When a company sets 2027 as its target, it implies a fairly intense pace of work: at this level, it is not enough simply to assemble a team and release a demo. What is needed are mature research approaches, stable access to compute, a well-tuned training process, and the ability to improve the model quickly after the first launches. In other words, Microsoft wants not just to catch up with the trend, but to join the group of companies that determine what the next wave of generative AI will look like.

It is also important that an internal alternative does not necessarily mean an immediate end to cooperation with external labs. Rather, it is about a redistribution of the balance of power. When a company has its own strong model, it gains more freedom in negotiations, more room for experimentation, and fewer strategic risks.

This is especially valuable at a time when the market is changing very quickly, and access to the best models is becoming critically important for both consumer services and enterprise software. Against the backdrop of rapid growth in generative AI, such a move looks logical. OpenAI and Anthropic are currently seen as the benchmark in the segment of the most powerful models, and Microsoft's attempt to build a comparable system in-house shows that partnerships and integrations are no longer enough.

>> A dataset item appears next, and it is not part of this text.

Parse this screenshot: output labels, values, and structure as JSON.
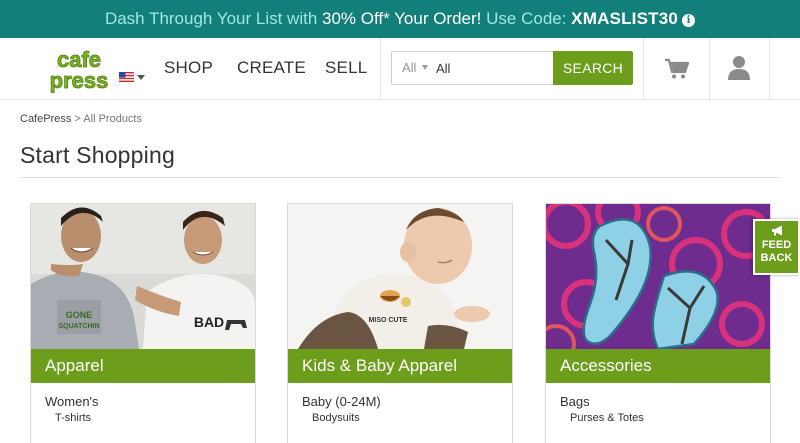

Market leaders want to own not only the distribution channel, interface, or cloud, but also the core of the technology itself. This increases business resilience: if external partners change priorities, prices, or access terms, the company retains its own strategic resource. For users and companies building products on top of AI, this could mean more choice and tougher competition among base-model providers.

And for Microsoft itself, the success of such a project by 2027 will signal that the era of dependence on someone else's frontier models is coming to an end: the largest technology platforms are striving to create their own intelligence in-house.